If LangChain “chains” feel like pipelines, LangGraph is the control-flow engine you use when your agent needs real orchestration: retries, branches, parallel tool/model calls, memory, and resumability.
The core idea: “a program is a graph + state”
LangGraph models an agent workflow as a graph driven by a shared state:
- State: the shared data structure (a “snapshot” of your app) that flows through the graph.
- Nodes: functions that do work (LLM call, tool call, parsing, logging, etc.) and return updates to state.
- Edges: define what runs next (fixed transitions or conditional routing).
Execution proceeds in discrete “super-steps” (inspired by Pregel-style message passing). Nodes scheduled in the same super-step run in parallel; nodes in different super-steps run sequentially.
Nodes
A node is just a Python function:
- Input: current state
- Output: a partial update (you usually return only the keys you changed, not the whole state)
Conceptually:
def llama_node(state):
# read what you need from state
# do work (LLM/tool/logic)
# return updates
return {"llama_reply": "..."}Edges (normal edges)

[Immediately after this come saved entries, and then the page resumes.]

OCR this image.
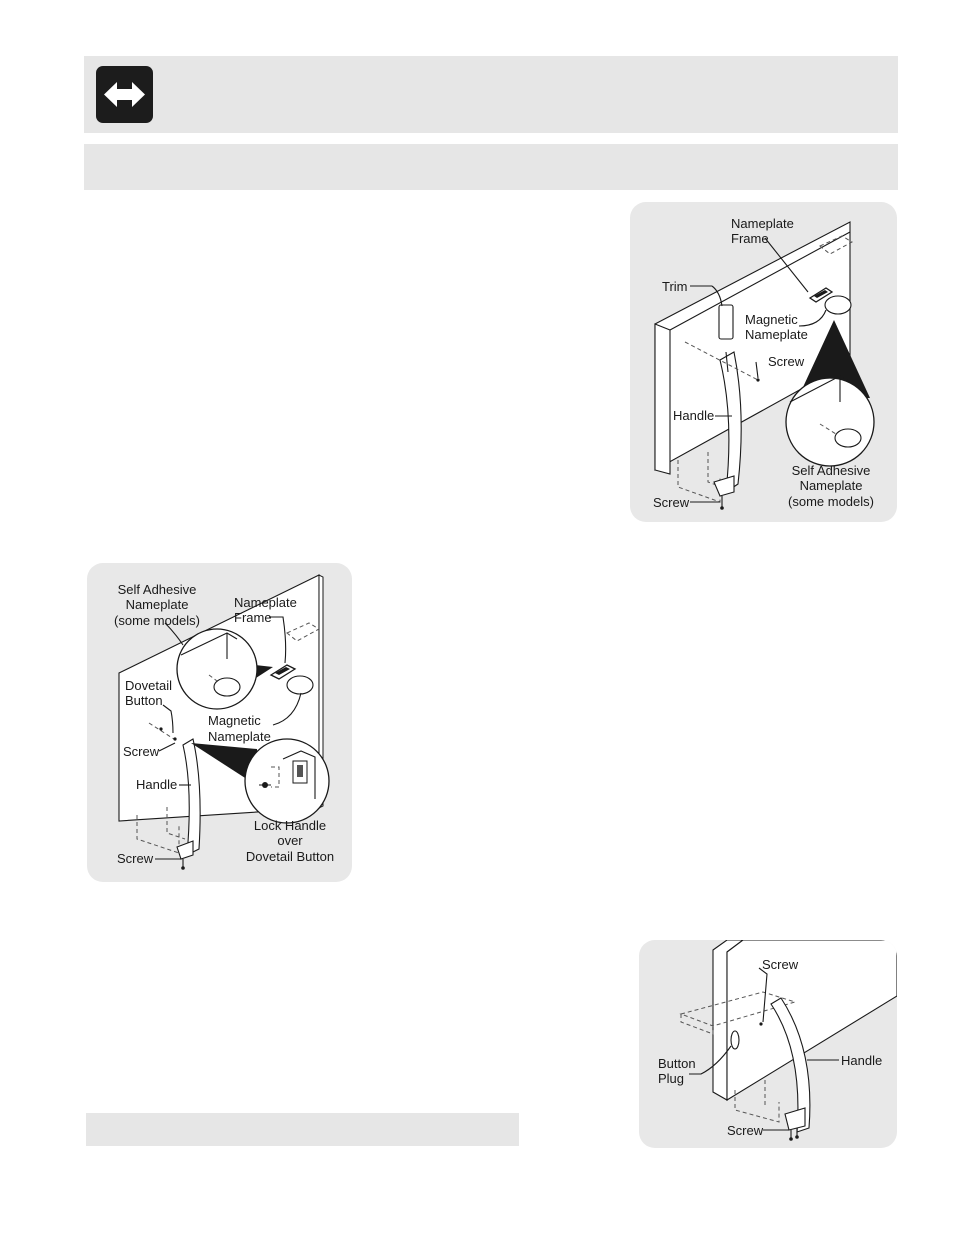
Nameplate
Frame
Trim
Magnetic
Nameplate
Screw
Handle
Self Adhesive
Nameplate
(some models)
Screw
Self Adhesive
Nameplate
(some models)
Nameplate
Frame
Dovetail
Button
Magnetic
Nameplate
Screw
Handle
Lock Handle
over
Dovetail Button
Screw
Screw
Button
Plug
Handle
Screw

A normal edge means “always go from A → B”. You add them with add_edge(“A”, “B”). You also wire the entry using the virtual START node and finish at END. This is your straight-line workflow.
Conditional edges + routers
A conditional edge means “after node A finishes, call a routing function to decide where to go next.” In LangGraph docs, the “router” is literally the routing function passed to add_conditional_edges.
What a router returns
After node A runs, LangGraph calls: routing_function(state) …and it can return:
- A node name (string) — go to exactly that node next.
- A list of node names — go to all of them next (parallel fan-out).
- A value that’s mapped via a dict, e.g. {True: “B”, False: “C”}.
Router example
def route_model(state):
text = state["user_input"]
if text.startswith("Hey Qwen"):
return "qwen_node"
return "llama_node"Then: add_conditional_edges(“get_user_input”, route_model)
Parallelism (fan-out / fan-in)
LangGraph parallelism is primarily driven by multiple outgoing edges: If a node has multiple outgoing edges, all destination nodes execute in parallel in the next super-step.
Two common patterns
-
Fan-out to multiple models
get_user_input routes to both llama_node and qwen_node.
-
Fan-in (join)
A downstream node waits for both to finish (practically: both write results into state, then the join node reads both and prints).
Important practical note: when parallel nodes update the same state key, you need a safe merge strategy (“reducers” in LangGraph). The Graph API doc emphasizes that state updates are applied via reducer functions per key.
-
Dynamic fan-out with Send (optional but useful)
If you don’t know ahead of time how many parallel tasks you’ll spawn (e.g., map-reduce), conditional edges can return Send(node_name, per_task_state) objects.
Checkpoints (persistence + crash recovery)
A checkpointer makes the graph durable: LangGraph saves progress so you can resume after a crash.